The next step is an ultrasound. We want to assess the anatomy of the uterus to be complete. This is the general intro to what we're talking about. Again, keeping in mind, if you have other suspicions of the systemic disorders, maybe consider a TSH. If we're talking about menorrhagia specifically, if we're talking about heavy menstrual flow specifically. Depends on the type of abnormal uterine bleeding that we're talking about. And the last one to consider is a pelvic ultrasound. This is really your differential dependent, so it's up to you to choose. Not everybody who has a regular menstruation needs a pelvic ultrasound because it's a very invasive test. And the same thing for the other labs that I just talked about. I mean, almost everybody needs an HCG. You really have to assess history, but almost everybody can qualify for some sort of infectious testing, again, depending on their symptoms and their history.


But, again, pelvic ultrasound is really for patients who you have a specific indication of what you're looking for based on the history and the exam. So if it sounds like it's consistent with some sort of anatomical abnormality, meaning fibroids or a cyst or things like that, you want to consider it. Really, a pearl of practice here, potential pitfall, I can't help myself, I'm just a voracious learner and I had to have an ultrasound done. Actually, if you were wondering if I have an abnormal thyroid, I don't. But I had an ultrasound done because I get so many comments on videos of, "Is there something wrong with your thyroid?" Which is very sweet and I very much appreciate. But it's fine. It's chilling. It's just the way it looks. Anyway, I was asking the imaging person, the ultrasonographer, tons of questions in between the times that I was not supposed to be talking because she was doing the exam.
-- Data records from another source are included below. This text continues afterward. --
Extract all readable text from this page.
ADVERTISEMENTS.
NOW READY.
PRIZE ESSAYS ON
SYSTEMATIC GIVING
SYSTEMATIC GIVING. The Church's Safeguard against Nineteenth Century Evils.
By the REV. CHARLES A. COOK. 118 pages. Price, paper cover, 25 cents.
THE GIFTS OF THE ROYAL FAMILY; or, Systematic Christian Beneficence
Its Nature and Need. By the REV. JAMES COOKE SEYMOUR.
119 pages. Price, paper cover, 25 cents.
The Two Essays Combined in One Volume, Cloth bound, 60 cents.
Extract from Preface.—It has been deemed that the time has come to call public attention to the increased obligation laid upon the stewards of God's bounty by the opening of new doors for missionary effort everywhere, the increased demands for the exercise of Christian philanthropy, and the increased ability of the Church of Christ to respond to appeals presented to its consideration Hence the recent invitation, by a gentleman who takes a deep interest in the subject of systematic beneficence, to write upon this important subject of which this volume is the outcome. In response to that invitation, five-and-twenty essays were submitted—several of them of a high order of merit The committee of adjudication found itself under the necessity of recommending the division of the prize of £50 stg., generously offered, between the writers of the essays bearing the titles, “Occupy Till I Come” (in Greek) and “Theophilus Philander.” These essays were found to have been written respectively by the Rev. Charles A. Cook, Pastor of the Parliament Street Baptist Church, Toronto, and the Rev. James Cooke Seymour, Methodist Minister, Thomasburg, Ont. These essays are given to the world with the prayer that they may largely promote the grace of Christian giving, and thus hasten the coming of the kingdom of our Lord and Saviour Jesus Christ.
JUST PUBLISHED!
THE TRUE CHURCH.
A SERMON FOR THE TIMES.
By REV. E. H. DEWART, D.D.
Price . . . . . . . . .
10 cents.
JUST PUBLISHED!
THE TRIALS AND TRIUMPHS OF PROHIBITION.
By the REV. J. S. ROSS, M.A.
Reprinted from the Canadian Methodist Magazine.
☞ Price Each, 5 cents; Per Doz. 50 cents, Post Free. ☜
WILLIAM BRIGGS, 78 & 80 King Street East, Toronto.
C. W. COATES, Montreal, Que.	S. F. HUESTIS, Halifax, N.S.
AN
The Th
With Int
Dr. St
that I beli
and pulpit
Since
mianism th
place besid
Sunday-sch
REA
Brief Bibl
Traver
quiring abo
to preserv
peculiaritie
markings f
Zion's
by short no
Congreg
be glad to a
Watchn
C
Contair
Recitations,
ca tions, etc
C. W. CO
But, anyway, I was asking her, I was like, "What is one of the pet peeves that you have that you would tell a primary care provider?" And she said it was about pelvic ultrasounds, because the way that we order pelvic ultrasounds is that it's on top of the abdomen, but it's also transvaginal. And then sometimes providers trying to be considerate of patients will order just abdominal pelvic ultrasounds. But, unfortunately, if you're trying to visualize the whole organ system, the uterus, the uterine lining, the ovaries, the fallopian tubes, you, unfortunately, need both views and some of the times the ultrasonographer won't even complete the study because they don't have an order for a transvaginal ultrasound. So things to keep in mind. That's the quick and dirty approach to abnormal uterine bleeding, and I can definitely get into more condition-specific ones. So let me know what questions you have and hopefully, this video was helpful. Thank you so very much for watching. Hang in there and I'll see you soon.